Vi gave him a small smile. Their lives—their love, however unspoken it was—seemed so insignificant in the face of the needs of the whole world. No wonder neither of them could bring themselves to say it aloud.
“Now, I’m going to get some rest…” Taavin looked over her shoulder. Vi thought he was looking to the cabin, until she turned, realizing he’d locked eyes with her father. “You finally have your father. You should spend some time with him.”
Vi squeezed his hand once before letting go.
Taavin crossed to the cabin and disappeared behind the curtain. Arwin was at the helm, focused and silent. Her father slowly stood and walked over to her. Vi’s throat was thick with emotion, and tears prickled her eyes but didn’t fall. Aldrik’s eyes seemed just as glassy.
But the deeply ingrained stoicism of royalty won for them both.
They had shared words. They had been reunited. This moment felt different. This moment felt like the first time they were actually seeing each other, free from panic, fear, and worry.
Vi took a deep breath.
“It’s been a while. I’ve much to tell you.
Chapter Twenty-Five
“It started with a watch…”Vi began as they sat at the bow of the boat. The seas were blessedly smooth, the salt spray from the hull cutting through the ocean misting her legs as she hung them over the side between the railings. “This watch—or what’s left of it, to be specific.”
“I recognize it.”
“You do?”
Her father hummed softly. “Even charred and broken, I’d know it anywhere. After all, it was this watch that gave your mother her magic back.”
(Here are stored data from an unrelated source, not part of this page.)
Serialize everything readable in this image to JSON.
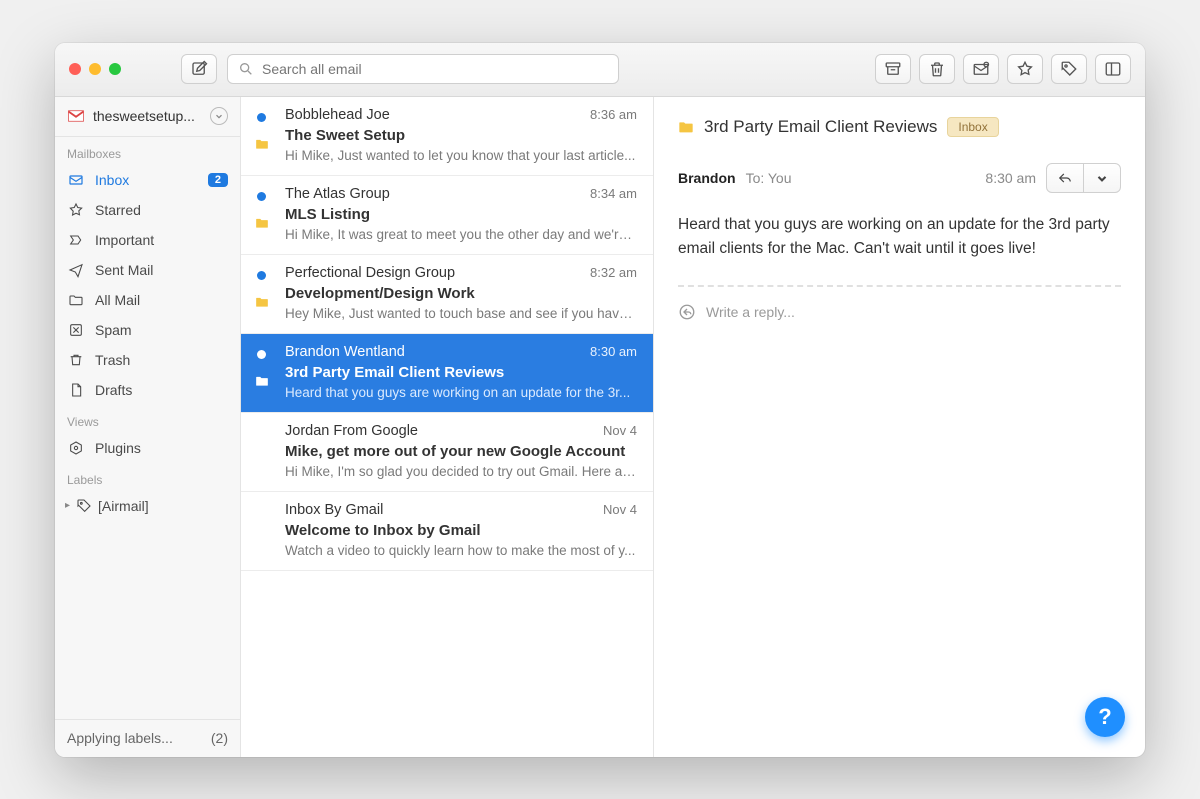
{
  "toolbar": {
    "search_placeholder": "Search all email"
  },
  "account": {
    "name": "thesweetsetup..."
  },
  "sidebar": {
    "sections": {
      "mailboxes": "Mailboxes",
      "views": "Views",
      "labels": "Labels"
    },
    "items": [
      {
        "label": "Inbox",
        "icon": "inbox",
        "badge": "2",
        "active": true
      },
      {
        "label": "Starred",
        "icon": "star"
      },
      {
        "label": "Important",
        "icon": "tag-outline"
      },
      {
        "label": "Sent Mail",
        "icon": "send"
      },
      {
        "label": "All Mail",
        "icon": "folder"
      },
      {
        "label": "Spam",
        "icon": "spam"
      },
      {
        "label": "Trash",
        "icon": "trash"
      },
      {
        "label": "Drafts",
        "icon": "draft"
      }
    ],
    "views": [
      {
        "label": "Plugins",
        "icon": "plugin"
      }
    ],
    "labels": [
      {
        "label": "[Airmail]"
      }
    ],
    "footer": {
      "status": "Applying labels...",
      "count": "(2)"
    }
  },
  "messages": [
    {
      "sender": "Bobblehead Joe",
      "time": "8:36 am",
      "subject": "The Sweet Setup",
      "snippet": "Hi Mike, Just wanted to let you know that your last article...",
      "unread": true,
      "folder": true
    },
    {
      "sender": "The Atlas Group",
      "time": "8:34 am",
      "subject": "MLS Listing",
      "snippet": "Hi Mike, It was great to meet you the other day and we're...",
      "unread": true,
      "folder": true
    },
    {
      "sender": "Perfectional Design Group",
      "time": "8:32 am",
      "subject": "Development/Design Work",
      "snippet": "Hey Mike, Just wanted to touch base and see if you have ...",
      "unread": true,
      "folder": true
    },
    {
      "sender": "Brandon Wentland",
      "time": "8:30 am",
      "subject": "3rd Party Email Client Reviews",
      "snippet": "Heard that you guys are working on an update for the 3r...",
      "unread": true,
      "folder": true,
      "selected": true
    },
    {
      "sender": "Jordan From Google",
      "time": "Nov 4",
      "subject": "Mike, get more out of your new Google Account",
      "snippet": "Hi Mike, I'm so glad you decided to try out Gmail. Here ar..."
    },
    {
      "sender": "Inbox By Gmail",
      "time": "Nov 4",
      "subject": "Welcome to Inbox by Gmail",
      "snippet": "Watch a video to quickly learn how to make the most of y..."
    }
  ],
  "reader": {
    "title": "3rd Party Email Client Reviews",
    "chip": "Inbox",
    "from": "Brandon",
    "to_label": "To: You",
    "time": "8:30 am",
    "body": "Heard that you guys  are working on an update for the 3rd party email clients for the Mac.  Can't wait until it goes live!",
    "reply_placeholder": "Write a reply..."
  },
  "help": "?"
}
“Magic… back?” Vi repeated.
“Have we never told you that story?”
“I suppose not.” Vi had heard of rare cases where sorcerers lost their power through a process callederadication—diminishing magic to the point that it created a block in the channel. But she’d never heard of her mother going through it.
“When the Mad King rose up, he gravely injured your mother and, in the process, robbed her of her magic. There was a brief time when her command of the wind was gone.” Aldrik’s eyes drifted closed and he sighed, for a moment living in a time well before Vi’s birth. “We didn’t think she would ever regain her power. But it seemed she had made an unintentional vessel—that watch. It housed enough of her magic to reopen her channel.”
“Fritz said that Mother was reunited with her power when the world was darkest, thanks to this. But I didn’t know…” Vi turned the watch over and over in her hands.Magic has an odd way of finding us when we need it most. He couldn’t have known when he’d sent the watch how right he’d been. “It gave mother a connection to her power; it gave me a connection with mine,” she whispered, mostly to herself.
“Your magic, Vi…” Her father left the sentence hanging, clearly expecting her to fill in the blank.
“It’s not like yours, after all.” She looked back over the deck, toward the cabin. Her mind was an ocean of memory and Vi was sinking into its depths. “It’s like his.”
“His?” Her father turned, following her attention. “Ah… Taavin, you called him?”
“He’s a Lightspinner. Like me.” Her voice nearly quivered at the end. “I-I’m not a Firebearer.”
Aldrik was quiet, looking back out over the sea for a breath. Eventually he turned to her, tilted his head, and asked, “So?”
“My magic isn’t like yours, like grandmother’s, like anyone in the Ci’Dan line or anyone on the Dark Isle for that matter.”
“Just as Sehra predicted.”
Her parents had known, thanks to the traveler, that she would have unique magic. At first, Vi had hated the traveler and what she’d done to her life. But now, sitting next to her father—a father she had rescued thanks to that magic—Vi found her rage had quelled. Had it not been for the traveler, Aldrik would be dead.
“Speaking of family, does your mother know where you are?”
“I’m not sure.” Vi glanced at him, feeling as if she was about to be scolded. “I told Romulin. He may have mentioned something by now.”
Aldrik shook his head, letting out a chuckle. Had her father always looked so old? Sounded so tired? It seemed he’d aged ten years in the five it had been since she’d last seen him.
“My foolish daughter… You could’ve been killed, you know.” His face fell from the controlled mask of the Emperor into the raw emotion of a father.